Nous venons de voir la navigation par la vapeur débuter dans la Grande-Bretagne, marcher avec timidité, mais en définitive avec succès, dans sa voie, et triompher peu à peu des obstacles que toute invention nouvelle rencontre à son origine, obstacles qui résultent à la fois de son état d’imperfection et des résistances que lui opposent les intérêts divers qu’elle menace. Nous allons maintenant suivre dans notre pays les progrès de la navigation par la vapeur.

Ses progrès en France furent, comme on va le voir, beaucoup moins heureux dans la même période.

C’est en 1815 que l’on songea pour la première fois, parmi nous, à l’établissement de la navigation par la vapeur.
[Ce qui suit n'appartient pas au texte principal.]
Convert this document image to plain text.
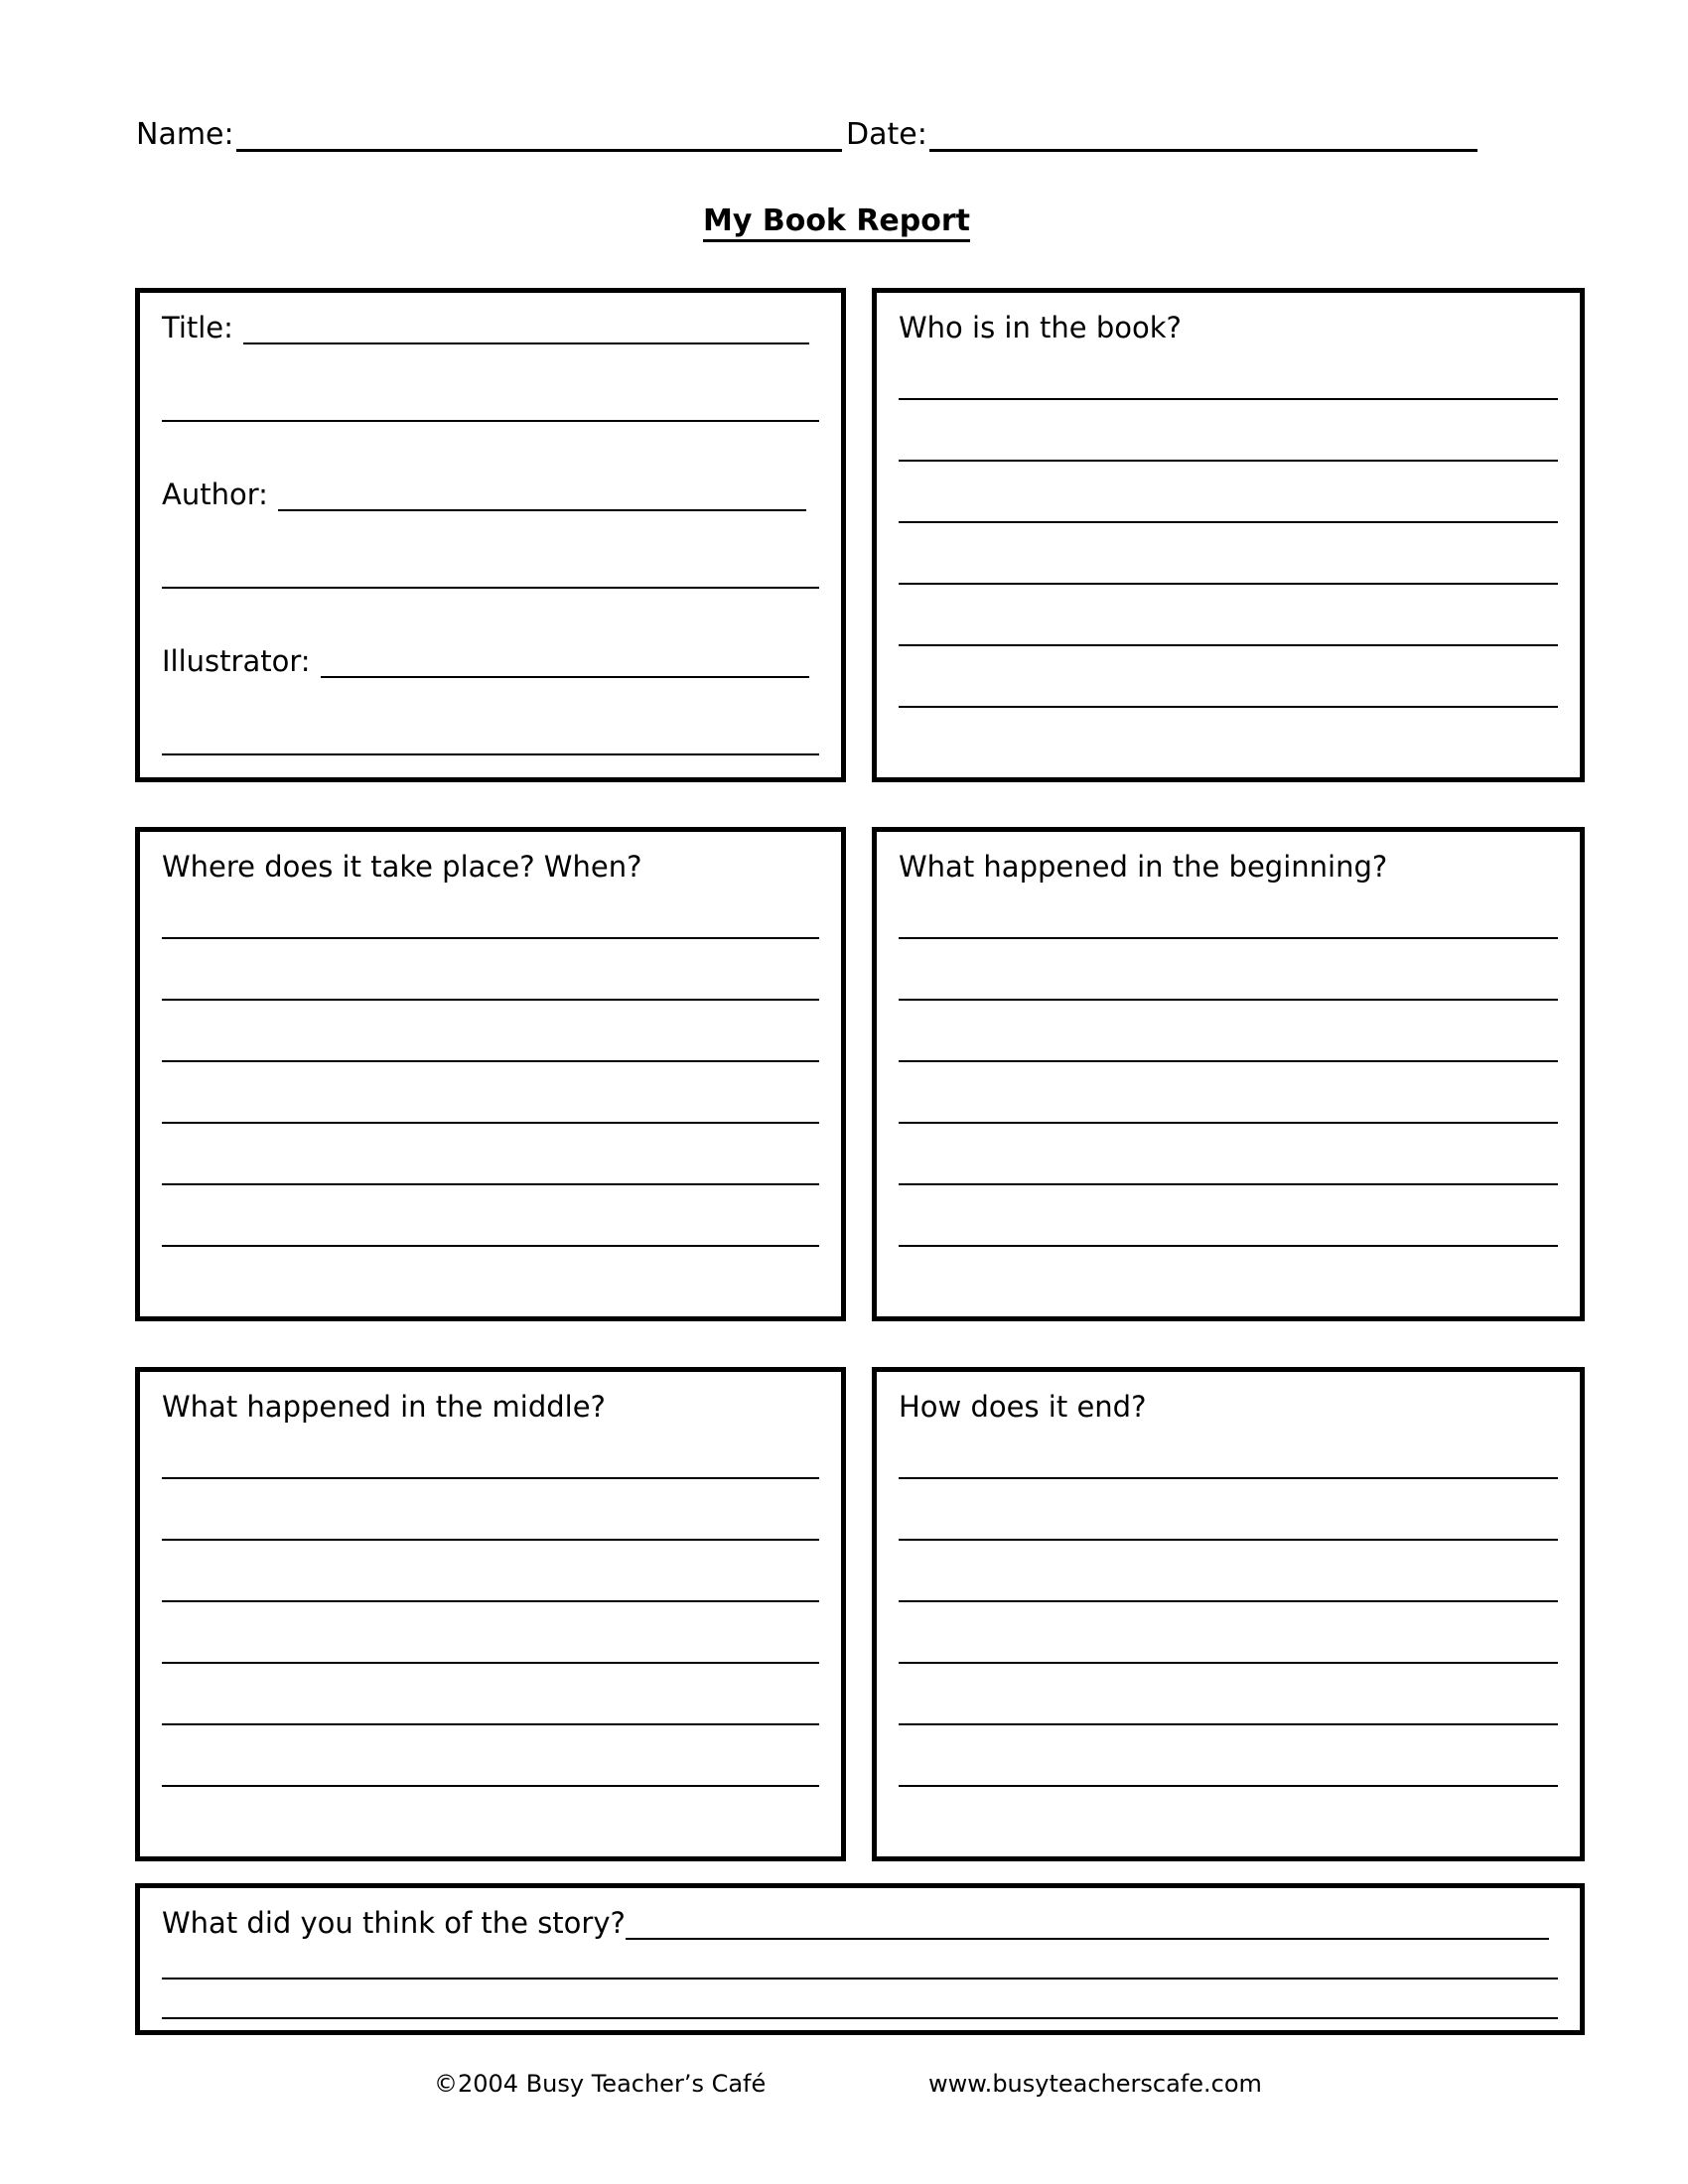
Name:	Date:
My Book Report
Title:
Author:
Illustrator:
Who is in the book?
Where does it take place? When?	What happened in the beginning?
What happened in the middle?	How does it end?
What did you think of the story?
©2004 Busy Teacher’s Café	www.busyteacherscafe.com
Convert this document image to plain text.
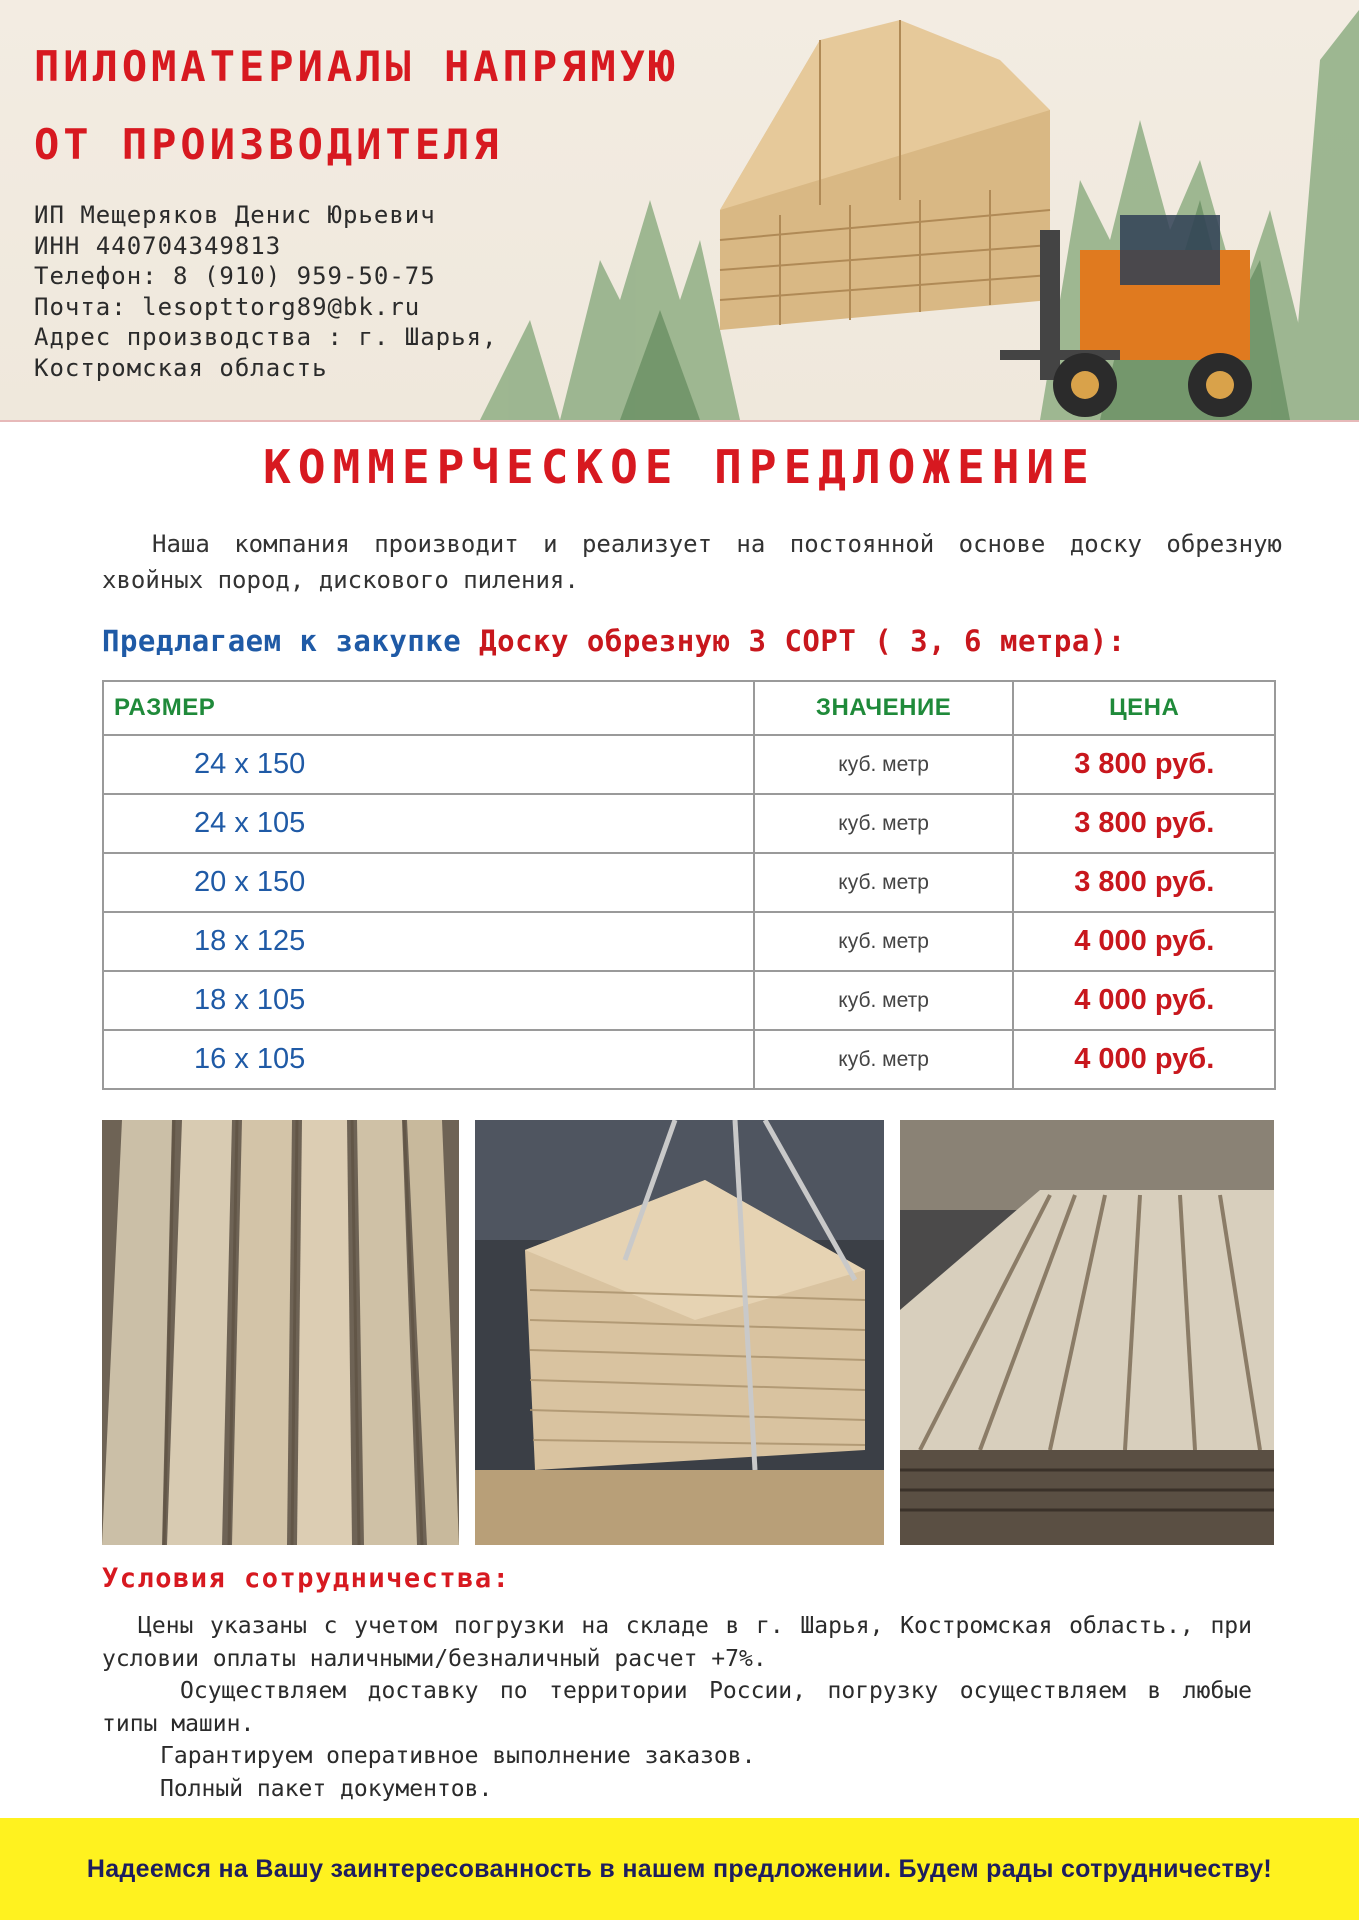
ПИЛОМАТЕРИАЛЫ НАПРЯМУЮ
ОТ ПРОИЗВОДИТЕЛЯ
ИП Мещеряков Денис Юрьевич
ИНН 440704349813
Телефон: 8 (910) 959-50-75
Почта: lesopttorg89@bk.ru
Адрес производства : г. Шарья,
Костромская область
КОММЕРЧЕСКОЕ ПРЕДЛОЖЕНИЕ
Наша компания производит и реализует на постоянной основе доску обрезную хвойных пород, дискового пиления.
Предлагаем к закупке Доску обрезную 3 СОРТ ( 3, 6 метра):
РАЗМЕР	ЗНАЧЕНИЕ	ЦЕНА
24 х 150	куб. метр	3 800 руб.
24 х 105	куб. метр	3 800 руб.
20 х 150	куб. метр	3 800 руб.
18 х 125	куб. метр	4 000 руб.
18 х 105	куб. метр	4 000 руб.
16 х 105	куб. метр	4 000 руб.
Условия сотрудничества:

Цены указаны с учетом погрузки на складе в г. Шарья, Костромская область., при условии оплаты наличными/безналичный расчет +7%.

Осуществляем доставку по территории России, погрузку осуществляем в любые типы машин.

Гарантируем оперативное выполнение заказов.

Полный пакет документов.

Надеемся на Вашу заинтересованность в нашем предложении. Будем рады сотрудничеству!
La paix venait d’être conclue entre la France et les nations de l’Europe, coalisées contre sa puissance et son génie. L’industrie française profita de cette trêve de paix, pour essayer d’exploiter une invention dont la priorité, reconnue, constitue pour notre pays un titre de gloire nationale.

M. de Jouffroy, à qui revient l’honneur d’avoir le premier, dans le monde entier, fait naviguer un bateau à vapeur, avait, comme nous l’avons dit, émigré pendant la révolution et passé à l’étranger une existence obscure.

Il revint en France après la paix de Lunéville, et rassembla les débris d’une grande fortune, qu’avaient d’abord beaucoup réduite ses travaux scientifiques, et que les mesures révolutionnaires contre les émigrés, avaient fini par anéantir.

Le général de Follenai rentra en France en même temps que son ami. En 1792, il avait commandé la ville d’Avignon, alors ensanglantée par la guerre civile et les exploits de Jourdan Coupe-tête. Dénoncé pour incivisme, parce qu’il avait maintenu la discipline parmi ses soldats, auxquels on prêchait ouvertement l’insubordination, il avait été mis à la retraite. Contraint de fuir d’asile en asile, les délations des terroristes, il avait fini par émigrer. À peine rentré en France, il rejoignit M. de Jouffroy, et tous deux reprirent immédiatement leur entreprise, forcément abandonnée.

M. de Jouffroy demandait au gouvernement la délivrance, en sa faveur, d’un brevet d’invention, et Follenai cherchait à former une nouvelle compagnie financière.

Le 24 décembre 1801, M. de Jouffroy écrivait du château d’Abbans à M. de Follenai :

« Comme on me demande un petit modèle, je travaille fort à celui que j’ai commencé ; j’y mets tous mes soins ; j’espère qu’il satisfera tous ceux qui le verront. Je suis presque décidé à le porter moi-même à Paris. Je chargerais sur mon chariot deux muids de mon vin blanc vieux, et nous deux, mon fils Ferdinand et moi, nous le conduirions à Paris avec le reste de l’eau de cerise et le modèle. Cela ne retarderait pas de beaucoup la construction du grand bateau, parce que le petit modèle a mis M. Marion et même mon fils Achille, dans le cas de se passer de moi pour beaucoup de choses ; mais il faudrait dans le même temps conclure un arrangement avec des fournisseurs de fonds. Cette société ne pourrait faire moins de six cent mille livres de fonds ; il faut que vous vous occupiez sérieusement de cet objet. »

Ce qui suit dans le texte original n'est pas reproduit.